Şahsımın futbola karşı özel bir ilgisi yoktur. Fenerbahçe değil,
hiçbir kulübün maçına gitmedim. Hangi yüksek akıllının size
söylemesiyle sizi darp eden kişilerin benim adamım veya yakınım
olduğuna inandığınızı bilmiyorum. Bahsi geçen kişilerle ne sizin
darp olayınız öncesi, ne de sonrası hatır sormak amacıyla dahi
görüşmemiz olsaydı bile, ki on senedir telefonlarım sürekli
dinlenir, haklarında birçok konuda şikayet edip dava açılmasına
sebep olduğum yetkililer tarafından mutlaka size ulaştırılırdı.
(....)
Hakkımda şike söylentileri diye yayınlanan iki konuşmam var. Bir
tanesi Atilla Yıldırım isminde bir tanıdığımın Ankara’ya gideceğini
söylediğinde benim federasyon seçimleri var. Daha sonra gitsen iyi
olur. Yine benim ismimi karıştırırlar. İkincisi kardeşimle
evliliğinden dolayı akrabam olan Mecnur Otyakmaz ile görüşmemde
federasyon başkanlığı için oy kullanacaksan benim hiç kimseyi
desteklemediğimi söyle. Ben bu konunun içinde değilim. Abim Vedat
Peker’in küfürlü konuşmaları beni ne kadar bağlar. Benden 10 yaş
büyüktür. Rizespor’un başkanıdır. Çevremdeki herkes bilir ki,
abimle olan ilişkilerim son derece mesafeli ve soğuktur. Menajer
Olgun Aydın Peker’in konuşmalarında şike varsa kendisini bağlar.
Kendisinin ortağı değilim....
Anlatıklarıma inanmayabilirsiniz.
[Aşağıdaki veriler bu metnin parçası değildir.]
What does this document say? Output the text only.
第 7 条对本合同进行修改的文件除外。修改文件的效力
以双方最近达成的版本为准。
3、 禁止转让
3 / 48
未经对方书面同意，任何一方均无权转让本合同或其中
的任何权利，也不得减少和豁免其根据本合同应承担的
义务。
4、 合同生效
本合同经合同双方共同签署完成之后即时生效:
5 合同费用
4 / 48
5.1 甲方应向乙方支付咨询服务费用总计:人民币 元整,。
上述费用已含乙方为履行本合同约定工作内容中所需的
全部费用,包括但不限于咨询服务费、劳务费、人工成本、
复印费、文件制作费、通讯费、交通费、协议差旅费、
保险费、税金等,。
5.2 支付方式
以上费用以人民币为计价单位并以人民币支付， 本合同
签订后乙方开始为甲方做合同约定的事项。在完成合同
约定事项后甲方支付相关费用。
Düşüncelerinizi haber
yapabilirsiniz. Buraya kadar her şey normal. Ama köşenizde veya
konuk olduğunuz televizyon programınızda söylediğiniz iki söz var.
Bu olmaz. Hareketlerimden ve tavırlarımdan benden
hoşlanmayabilirsiniz. Ama Kutluhan Arslan isimli beni tanıyan
birinin bir kadın satıcısı ile yaptığı bir konuşmayı Sedat Peker’in
adamı bir bürokrata kadın sipariş etti diyemezsiniz. (...) Eğer bir
gün suç örgütü kurup bunun lideri olmaya karar verirsem, yazmış
olduğunuz şeyi bütün dünyanın sahibi olmak adına bile yapmam,
yapılmasına müsaade etmem. Kutluhan Arslan benim adamım olsaydı şu
an cezaevinde olurdu.
... Benim hakkımda ilk yazılar yazmaya başladığınızda elime bazı
belgeler geldi. Sizinle ilgiliydi. Bakıldığında montaj olduğu
anlaşılmıyordu. Profesyonel bir elden çıktığı belliydi. Herkes
bunlardan milyonlarca bastırıp dağıtmak fikrindeydi. O sırada orada
bulunan herkese göre bunlar gerçekti ama ben biliyordum ki gerçek
değildi. İşte sizinle aramızdaki fark bu...’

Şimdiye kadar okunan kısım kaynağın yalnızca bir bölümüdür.